The company announced Wednesday that Austin had been selected as a site to test vaccines aimed at preventing the spread of the virus.

“Austin is also included [as a site] because we have an increase in the number of cases and they want to go where there is an increase in the number of cases, ”said Mark Lacy, CEO of Benchmark Research.

Researchers are looking for people 18 years of age and older. Ideal study participants are very likely to be and have been exposed to COVID-19 and those at risk for serious illness. They are also looking for people in the following professions who put them in regular contact with the public:

  • Nurses and Doctors
  • Construction workers
  • Teachers
  • Retail sales staff
  • Delivery drivers
  • Other essential workers

Those at high risk, including those over 65 and those with health conditions such as obesity, heart disease, diabetes and asthma, are also eligible to participate.

The company is also researching minority participation, as recent data shows COVID-19 disproportionately affects communities of color.

“The global effort to develop a vaccine has resulted in the need for thousands of study participants to join this historic fight,” Lacy said. “We know Austinites and Mid-Texans feel like the problem is bigger than them, and this is a perfect way to be part of the solution.”

During the trial, participants will receive compensation for their participation, which will include a specified number of visits to the facility and responding to periodic phone calls regarding the study. Many of the company’s trials typically pay up to $ 1,500. Travel costs will be reimbursed and all lab work is free. No insurance is required to participate in the trial.

Benchmark is just one of many companies across the country that are testing the vaccine and sharing the results with pharmaceutical companies, who will then develop the vaccine.

“There are 23 vaccines being tested now, if four or five of them are effective then that is fine because there will be several options,” said Professor Daniel Leahy, chair of the molecular biosciences department. from the University of Texas.

Researchers at UT’s Department of Molecular Biosciences have been instrumental in the development of an experimental vaccine against COVID-19.

READ: COVID-19 vaccine with UT links arrived quickly after years of manufacturing

While many vaccines can take four or five years, sometimes even a decade, to develop, the federal government has an accelerated schedule that could produce a vaccine by the end of the year. Experts say the vaccine is a two-shot regimen, meaning participants get one injection early and another four weeks later.

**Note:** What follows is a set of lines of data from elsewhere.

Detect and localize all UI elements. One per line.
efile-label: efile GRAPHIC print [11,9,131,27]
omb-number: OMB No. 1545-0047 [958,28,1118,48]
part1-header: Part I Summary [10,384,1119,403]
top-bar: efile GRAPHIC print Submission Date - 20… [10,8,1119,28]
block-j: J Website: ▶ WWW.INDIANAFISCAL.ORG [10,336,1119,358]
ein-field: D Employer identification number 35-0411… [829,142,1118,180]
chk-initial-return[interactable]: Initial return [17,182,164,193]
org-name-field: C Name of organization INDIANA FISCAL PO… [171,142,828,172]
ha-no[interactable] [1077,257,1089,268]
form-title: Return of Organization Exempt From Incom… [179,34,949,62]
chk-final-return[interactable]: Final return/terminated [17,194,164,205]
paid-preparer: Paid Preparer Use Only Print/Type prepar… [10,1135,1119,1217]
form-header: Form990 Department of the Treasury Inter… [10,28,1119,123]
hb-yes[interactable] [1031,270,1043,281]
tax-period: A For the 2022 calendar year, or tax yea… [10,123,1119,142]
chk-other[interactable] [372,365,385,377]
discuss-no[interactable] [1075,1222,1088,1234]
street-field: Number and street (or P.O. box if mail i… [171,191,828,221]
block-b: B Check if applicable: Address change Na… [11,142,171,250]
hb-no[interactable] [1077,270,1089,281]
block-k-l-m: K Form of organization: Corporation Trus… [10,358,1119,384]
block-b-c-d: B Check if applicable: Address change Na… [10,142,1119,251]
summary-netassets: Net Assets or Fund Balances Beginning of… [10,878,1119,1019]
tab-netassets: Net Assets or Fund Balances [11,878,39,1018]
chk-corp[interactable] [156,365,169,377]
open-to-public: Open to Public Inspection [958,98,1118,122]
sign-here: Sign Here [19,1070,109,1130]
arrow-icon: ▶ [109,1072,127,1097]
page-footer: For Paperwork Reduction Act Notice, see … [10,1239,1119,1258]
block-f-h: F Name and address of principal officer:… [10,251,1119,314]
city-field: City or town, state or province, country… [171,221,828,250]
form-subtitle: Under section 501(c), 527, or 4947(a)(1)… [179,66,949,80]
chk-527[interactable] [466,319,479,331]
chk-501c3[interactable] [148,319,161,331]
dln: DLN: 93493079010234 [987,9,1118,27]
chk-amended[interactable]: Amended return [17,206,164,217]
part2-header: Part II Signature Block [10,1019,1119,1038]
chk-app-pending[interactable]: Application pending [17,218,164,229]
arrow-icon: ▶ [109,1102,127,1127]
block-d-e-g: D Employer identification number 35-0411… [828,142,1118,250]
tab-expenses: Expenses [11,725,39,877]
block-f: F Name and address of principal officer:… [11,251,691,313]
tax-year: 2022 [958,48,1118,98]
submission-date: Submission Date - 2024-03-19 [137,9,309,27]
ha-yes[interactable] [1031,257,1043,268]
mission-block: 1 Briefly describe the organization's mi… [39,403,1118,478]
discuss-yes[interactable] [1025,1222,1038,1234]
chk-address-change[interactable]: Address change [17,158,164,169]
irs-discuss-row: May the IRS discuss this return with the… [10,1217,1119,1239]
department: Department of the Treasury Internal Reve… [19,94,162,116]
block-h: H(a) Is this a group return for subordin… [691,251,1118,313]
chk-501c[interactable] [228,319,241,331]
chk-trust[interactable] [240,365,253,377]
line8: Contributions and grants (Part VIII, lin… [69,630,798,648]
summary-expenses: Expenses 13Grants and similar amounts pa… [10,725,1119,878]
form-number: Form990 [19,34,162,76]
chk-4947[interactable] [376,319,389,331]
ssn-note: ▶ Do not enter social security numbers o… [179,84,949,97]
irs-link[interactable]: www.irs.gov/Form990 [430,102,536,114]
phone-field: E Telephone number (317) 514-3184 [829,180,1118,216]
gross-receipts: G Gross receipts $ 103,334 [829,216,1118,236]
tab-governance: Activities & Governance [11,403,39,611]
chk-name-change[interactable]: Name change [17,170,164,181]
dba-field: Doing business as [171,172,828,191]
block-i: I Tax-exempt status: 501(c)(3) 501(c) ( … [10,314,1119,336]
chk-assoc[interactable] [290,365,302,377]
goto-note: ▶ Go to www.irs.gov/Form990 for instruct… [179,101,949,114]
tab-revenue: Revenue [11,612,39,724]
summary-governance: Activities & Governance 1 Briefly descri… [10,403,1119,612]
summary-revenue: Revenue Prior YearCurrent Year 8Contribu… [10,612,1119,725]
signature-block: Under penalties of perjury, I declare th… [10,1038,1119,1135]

“It takes at least a month for the immune response to be properly stimulated. After the trial starts, it takes a month or two to enroll enough people, another month or two for them to get vaccinated, and then it’s up to the virus to see how it goes, ”Leahy said. . “So I would say within three months that would be the absolute earliest, that could be a signal.”

The entire study for a vaccine is recruiting 30,000 participants nationwide. Patients who enroll in the study will participate in the trial for two years. Most trials should begin registration in the last week of July.

Experts say you need hundreds of millions of doses of the vaccine.

“The government actually sponsors in its Chain speed program several companies, including Moderna, Inc., for whom these latest results have just come out, saying that it is enough to make a lot of the vaccine now and store it, even if it doesn’t work. We’re going to pay for it, ”Leahy said.

Leahy said the companies would likely get emergency use clearance from the FDA and then the vaccine would first be given to “people at high risk,” including medical professionals, construction workers and others. food processing plants.